Madagascar: L’opportunité pour une nouvelle voie en faveur de l’accès à la justice pour les défenseurs des droits Humains et environnementaux

By Jazzy Rasolojaona 24 January 2019
Fokonolona ou communautés locales d'Andranobe Antsirabe Vakinankaratra manifestant contre une tentative d'expropriation de leurs terres _ (c)Henri Rakotoson, TAFO MIHAAVO

Jazzy Rasolojaona argues that the return to power of Madagascan president, Andry Nirina Rajoelina, represents an opportunity to push forward more protections for environmental rights defenders. He calls on civil society and NGOs to advocate for the strengthening of the legal recognition and protection of these defenders, particularly because there are increasing threats to their lives and autonomy. Raising your voice is not easy, and can be dangerous. Action 172 could be a starting point for moving towards these protections.

Madagascar- Est-ce un autre chapitre d’espoir qui vient de s’écrire dans l’histoire ? Suite à la cérémonie d’investiture tenue sous la bienveillance de la Haute Cour Constitutionnelle Malgache le samedi 19 janvier 2019, Andry Nirina Rajoelina est officiellement le second Président de la Quatrième République de Madagascar.

Le poids de la responsabilité du Président est lourd pour répondre aux attentes des 22 millions de malgaches. Plusieurs défis sont à relever pour redresser la situation socio-économique du pays, améliorer les conditions de vie de sa population et renverser la tendance alarmante de la dégradation de ses si convoitées ressources naturelles. Mais dans son discours, le Président démontre sa motivation en nouant son engagement à travers le « velirano » (pacte ou serment sacré de fidélité dans la coutume malgache).

Le programme qui ambitionne de mener le pays sur la voie de l’émergence est ancré dans l’Initiative Emergence de Madagascar (IEM). Celui-ci intègre un objectif stratégique sur la Justice et l’Etat de droit, une des priorités selon le président.

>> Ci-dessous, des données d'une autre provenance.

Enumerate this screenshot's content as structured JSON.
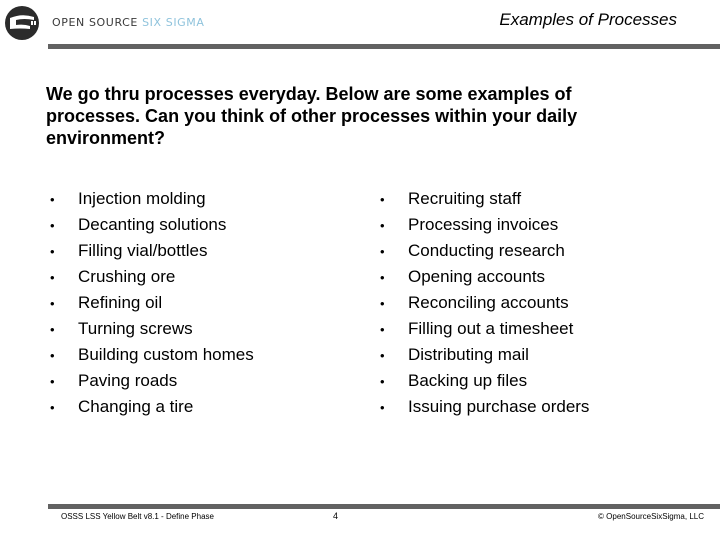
{
  "header": {
    "brand_part1": "OPEN SOURCE ",
    "brand_part2": "SIX SIGMA",
    "slide_title": "Examples of Processes",
    "logo_icon": "open-source-six-sigma-logo",
    "brand_accent_color": "#8fc3dc",
    "rule_color": "#626262"
  },
  "intro": "We go thru processes everyday.  Below are some examples of processes.  Can you think of other processes within your daily environment?",
  "lists": {
    "bullet": "•",
    "left": [
      "Injection molding",
      "Decanting solutions",
      "Filling vial/bottles",
      "Crushing ore",
      "Refining oil",
      "Turning screws",
      "Building custom homes",
      "Paving roads",
      "Changing a tire"
    ],
    "right": [
      "Recruiting staff",
      "Processing invoices",
      "Conducting research",
      "Opening accounts",
      "Reconciling accounts",
      "Filling out a timesheet",
      "Distributing mail",
      "Backing up files",
      "Issuing purchase orders"
    ]
  },
  "footer": {
    "course": "OSSS LSS Yellow Belt v8.1 - Define Phase",
    "page_number": "4",
    "copyright": "© OpenSourceSixSigma, LLC"
  }
}
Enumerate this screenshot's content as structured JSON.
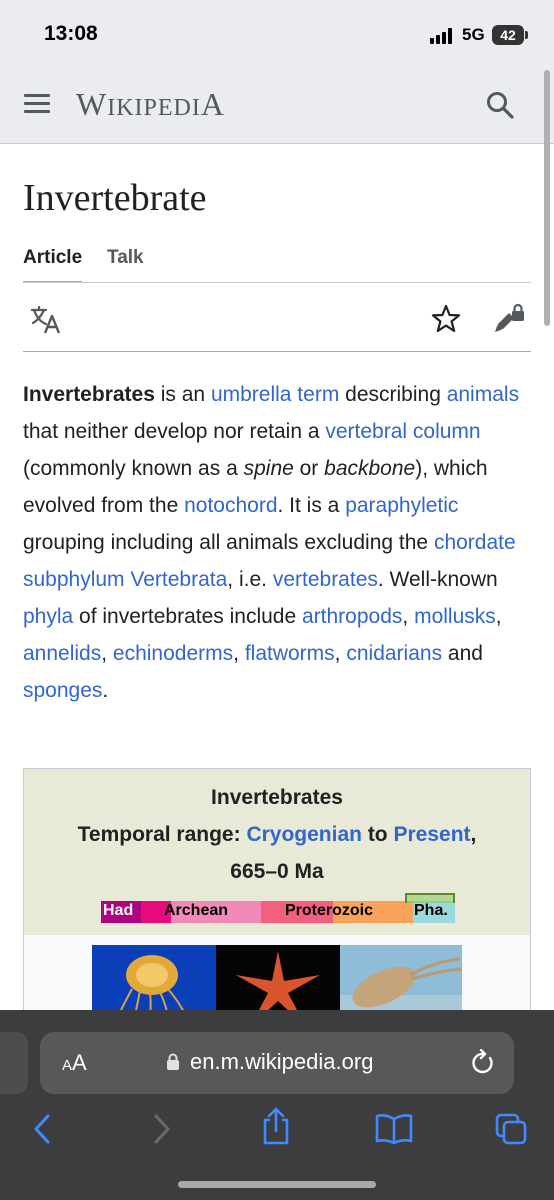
{
  "status_bar": {
    "time": "13:08",
    "network": "5G",
    "battery": "42"
  },
  "header": {
    "logo_first": "W",
    "logo_middle": "IKIPEDI",
    "logo_last": "A"
  },
  "article": {
    "title": "Invertebrate",
    "tabs": [
      {
        "label": "Article",
        "active": true
      },
      {
        "label": "Talk",
        "active": false
      }
    ],
    "paragraph": [
      {
        "text": "Invertebrates",
        "bold": true
      },
      {
        "text": " is an "
      },
      {
        "text": "umbrella term",
        "link": true
      },
      {
        "text": " describing "
      },
      {
        "text": "animals",
        "link": true
      },
      {
        "text": " that neither develop nor retain a "
      },
      {
        "text": "vertebral column",
        "link": true
      },
      {
        "text": " (commonly known as a "
      },
      {
        "text": "spine",
        "italic": true
      },
      {
        "text": " or "
      },
      {
        "text": "backbone",
        "italic": true
      },
      {
        "text": "), which evolved from the "
      },
      {
        "text": "notochord",
        "link": true
      },
      {
        "text": ". It is a "
      },
      {
        "text": "paraphyletic",
        "link": true
      },
      {
        "text": " grouping including all animals excluding the "
      },
      {
        "text": "chordate subphylum Vertebrata",
        "link": true
      },
      {
        "text": ", i.e. "
      },
      {
        "text": "vertebrates",
        "link": true
      },
      {
        "text": ". Well-known "
      },
      {
        "text": "phyla",
        "link": true
      },
      {
        "text": " of invertebrates include "
      },
      {
        "text": "arthropods",
        "link": true
      },
      {
        "text": ", "
      },
      {
        "text": "mollusks",
        "link": true
      },
      {
        "text": ", "
      },
      {
        "text": "annelids",
        "link": true
      },
      {
        "text": ", "
      },
      {
        "text": "echinoderms",
        "link": true
      },
      {
        "text": ", "
      },
      {
        "text": "flatworms",
        "link": true
      },
      {
        "text": ", "
      },
      {
        "text": "cnidarians",
        "link": true
      },
      {
        "text": " and "
      },
      {
        "text": "sponges",
        "link": true
      },
      {
        "text": "."
      }
    ]
  },
  "infobox": {
    "title": "Invertebrates",
    "temporal_label": "Temporal range:",
    "range_start": "Cryogenian",
    "range_to": " to ",
    "range_end": "Present",
    "range_comma": ",",
    "range_ma": "665–0 Ma",
    "timescale": {
      "had": "Had",
      "archean": "Archean",
      "proterozoic": "Proterozoic",
      "pha": "Pha."
    },
    "colors": {
      "head_bg": "#e9e9d8",
      "hadean": "#ae027e",
      "archean": "#f0047f",
      "proterozoic": "#f73563",
      "phanerozoic": "#9ad9dd"
    }
  },
  "browser": {
    "aa_large": "A",
    "aa_small": "A",
    "url": "en.m.wikipedia.org",
    "accent": "#3d8bff"
  }
}
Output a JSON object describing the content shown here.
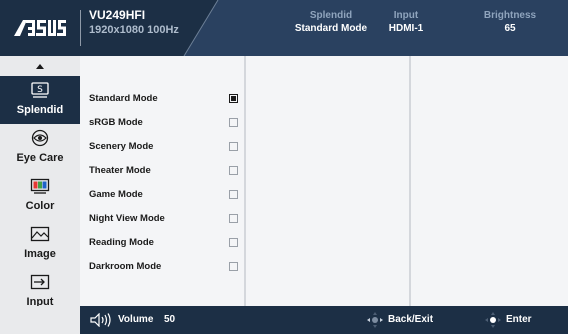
{
  "header": {
    "brand": "ASUS",
    "model": "VU249HFI",
    "resolution": "1920x1080 100Hz",
    "info": [
      {
        "label": "Splendid",
        "value": "Standard Mode"
      },
      {
        "label": "Input",
        "value": "HDMI-1"
      },
      {
        "label": "Brightness",
        "value": "65"
      }
    ]
  },
  "sidebar": {
    "items": [
      {
        "label": "Splendid",
        "icon": "splendid-icon",
        "active": true
      },
      {
        "label": "Eye Care",
        "icon": "eye-care-icon",
        "active": false
      },
      {
        "label": "Color",
        "icon": "color-icon",
        "active": false
      },
      {
        "label": "Image",
        "icon": "image-icon",
        "active": false
      },
      {
        "label": "Input",
        "icon": "input-icon",
        "active": false
      }
    ]
  },
  "modes": {
    "items": [
      {
        "label": "Standard Mode",
        "selected": true
      },
      {
        "label": "sRGB Mode",
        "selected": false
      },
      {
        "label": "Scenery Mode",
        "selected": false
      },
      {
        "label": "Theater Mode",
        "selected": false
      },
      {
        "label": "Game Mode",
        "selected": false
      },
      {
        "label": "Night View Mode",
        "selected": false
      },
      {
        "label": "Reading Mode",
        "selected": false
      },
      {
        "label": "Darkroom Mode",
        "selected": false
      }
    ]
  },
  "footer": {
    "volume_label": "Volume",
    "volume_value": "50",
    "back_label": "Back/Exit",
    "enter_label": "Enter"
  },
  "colors": {
    "header_bg": "#1c2f45",
    "accent_text": "#8fa4bd",
    "panel_bg": "#f4f5f7"
  }
}
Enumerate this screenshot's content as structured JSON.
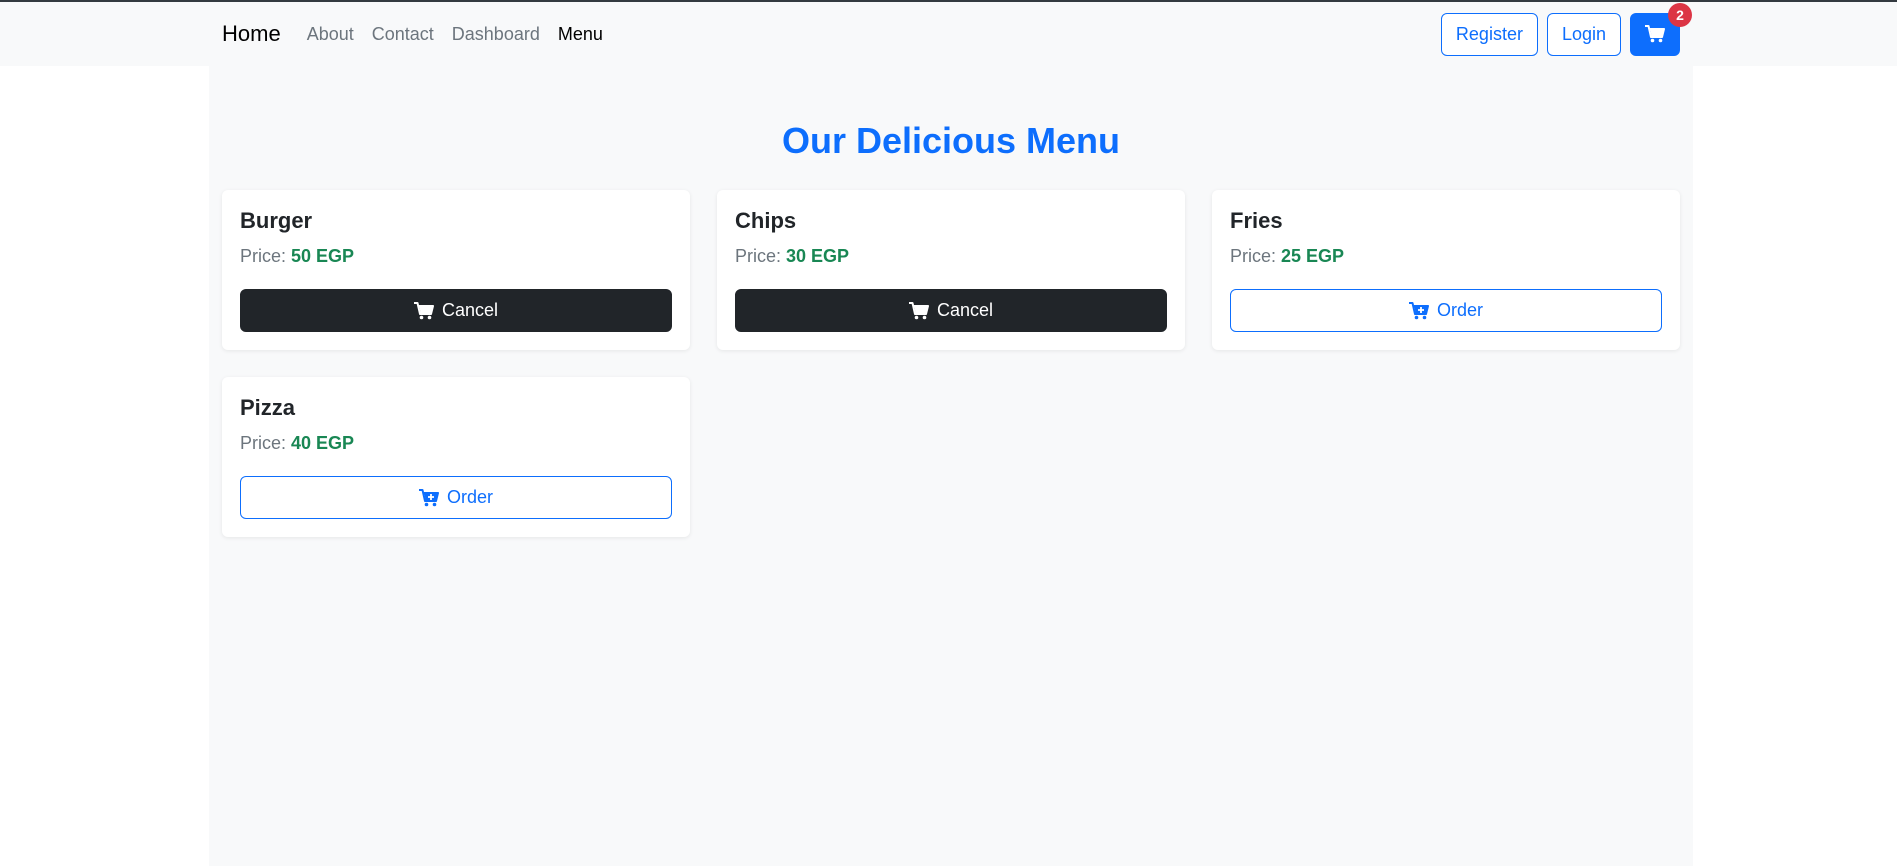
{
  "navbar": {
    "brand": "Home",
    "links": [
      {
        "label": "About"
      },
      {
        "label": "Contact"
      },
      {
        "label": "Dashboard"
      },
      {
        "label": "Menu",
        "active": true
      }
    ],
    "register_label": "Register",
    "login_label": "Login",
    "cart_icon": "cart-icon",
    "cart_count": "2"
  },
  "main": {
    "title": "Our Delicious Menu",
    "price_prefix": "Price:",
    "items": [
      {
        "name": "Burger",
        "price": "50 EGP",
        "action": "Cancel",
        "action_icon": "cart-icon",
        "ordered": true
      },
      {
        "name": "Chips",
        "price": "30 EGP",
        "action": "Cancel",
        "action_icon": "cart-icon",
        "ordered": true
      },
      {
        "name": "Fries",
        "price": "25 EGP",
        "action": "Order",
        "action_icon": "cart-plus-icon",
        "ordered": false
      },
      {
        "name": "Pizza",
        "price": "40 EGP",
        "action": "Order",
        "action_icon": "cart-plus-icon",
        "ordered": false
      }
    ]
  },
  "colors": {
    "primary": "#0d6efd",
    "dark": "#212529",
    "success": "#198754",
    "danger": "#dc3545",
    "muted": "#6c757d",
    "light_bg": "#f8f9fa"
  }
}
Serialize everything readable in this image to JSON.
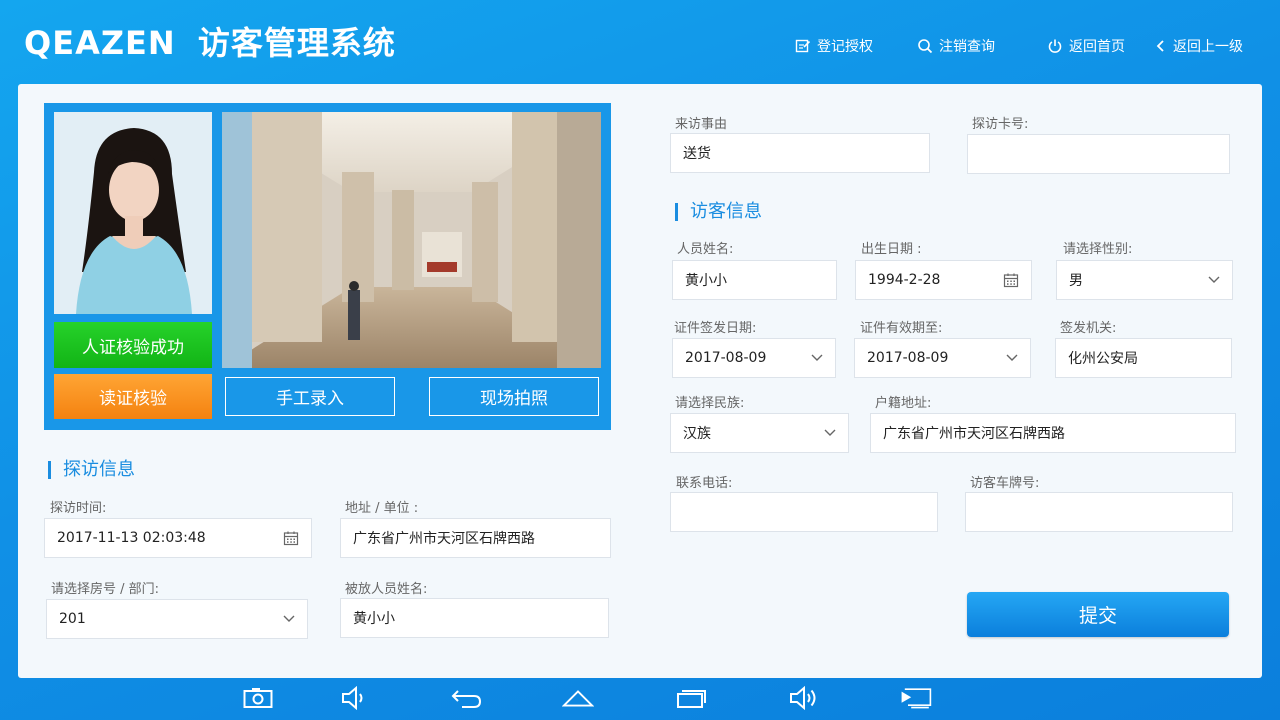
{
  "header": {
    "brand": "QEAZEN",
    "title": "访客管理系统",
    "nav": {
      "register_auth": "登记授权",
      "cancel_query": "注销查询",
      "home": "返回首页",
      "back": "返回上一级"
    }
  },
  "photo_panel": {
    "verify_success": "人证核验成功",
    "read_id": "读证核验",
    "manual_entry": "手工录入",
    "live_photo": "现场拍照"
  },
  "visit_info": {
    "section_title": "探访信息",
    "visit_time_label": "探访时间:",
    "visit_time_value": "2017-11-13 02:03:48",
    "address_label": "地址 / 单位 :",
    "address_value": "广东省广州市天河区石牌西路",
    "room_label": "请选择房号 / 部门:",
    "room_value": "201",
    "visitee_label": "被放人员姓名:",
    "visitee_value": "黄小小"
  },
  "reason": {
    "reason_label": "来访事由",
    "reason_value": "送货",
    "card_label": "探访卡号:",
    "card_value": ""
  },
  "visitor_info": {
    "section_title": "访客信息",
    "name_label": "人员姓名:",
    "name_value": "黄小小",
    "birth_label": "出生日期 :",
    "birth_value": "1994-2-28",
    "gender_label": "请选择性别:",
    "gender_value": "男",
    "issue_date_label": "证件签发日期:",
    "issue_date_value": "2017-08-09",
    "valid_until_label": "证件有效期至:",
    "valid_until_value": "2017-08-09",
    "authority_label": "签发机关:",
    "authority_value": "化州公安局",
    "ethnicity_label": "请选择民族:",
    "ethnicity_value": "汉族",
    "domicile_label": "户籍地址:",
    "domicile_value": "广东省广州市天河区石牌西路",
    "phone_label": "联系电话:",
    "phone_value": "",
    "plate_label": "访客车牌号:",
    "plate_value": ""
  },
  "submit_label": "提交",
  "system_bar": {
    "icons": [
      "screenshot-icon",
      "volume-down-icon",
      "back-icon",
      "home-icon",
      "recent-apps-icon",
      "volume-up-icon",
      "screen-cast-icon"
    ]
  },
  "colors": {
    "primary": "#1a8de0",
    "success": "#18c01c",
    "warning": "#f68c1e"
  }
}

Les actions convenues pour cet objectif consistent en général à l’établissement d’un système judiciaire indépendant, transparent et performant, à l’actualisation des textes juridiques en harmonie avec les circonstances actuelles et les engagements internationaux, à la dissémination des textes, à la mise en place de cliniques juridiques pour une justice de proximité, à la lutte contre la corruption et également à la protection des dénonciateurs.

Le moment est ainsi opportun pour le groupe d’organisations de défense des droits humains et les organisations de la société civile de plaidoyer et de proposer des actions plus particulièrement en faveur de la protection des défenseurs des droits de l’Homme et de l’Environnement (les sonneurs d’alarme ou les dénonciateurs des actes frauduleux des exploitants de ressources naturelles ou de la corruption des acteurs publics et privés) – de leurs proches et de leurs familles. La reconnaissance légale et la protection des défenseurs des droits humains et de l’environnement est cruciale pour qu’ils puissent opérer sans contraintes induites par les intimidations, les menaces diverses, les représailles voire les violences physiques.

(c) Henri Rakotoson, TAFO MIHAAVO

Rappelons que ces récentes années ont marqué plusieurs manifestations sociales face aux projets de développement environnementaux. Le projet d’exploitation aurifère à Soamahamanina, les activités de pêche industrielle ou encore le projet d’extraction d’ilménite dans le Sud – les deux derniers qui font actuellement rage – sont entre les cas sur lesquels les populations locales ont élevé leur voix pour faire entendre leur désaccord. Mais élever la voix n’est pas toujours facile voire même dangereux. Les militants écologistes sont souvent des cibles à réduire au silence. Tel a été le cas de l’affaire Clovis Razafimalala, incarcéré pour avoir dénoncé les trafics de bois précieux, ou encore de Raleva, condamné à deux ans de prison avec sursis pour s’être opposé à un projet d’exploitation aurifère. Les organisations de la société civile dénoncent ces faits tesl que l’usage arbitraire des arrestations et des détentions contre ceux qui dénoncent les actes frauduleux ou portant atteinte aux droits et intérêts des populations locales.

La perspective du IEM sur la « mise en place de mesures de protection des personnes dénonçant des irrégularités aux contrôleurs ou aux responsables concernés » (Action 172) semble être une bonne base. Mais cette action devrait s’élargir surtout dans le cadre de la gouvernance environnementale et de la protection des droits humains, que ledit programme aspire d’ailleurs à intégrer dans l’éducation citoyenne.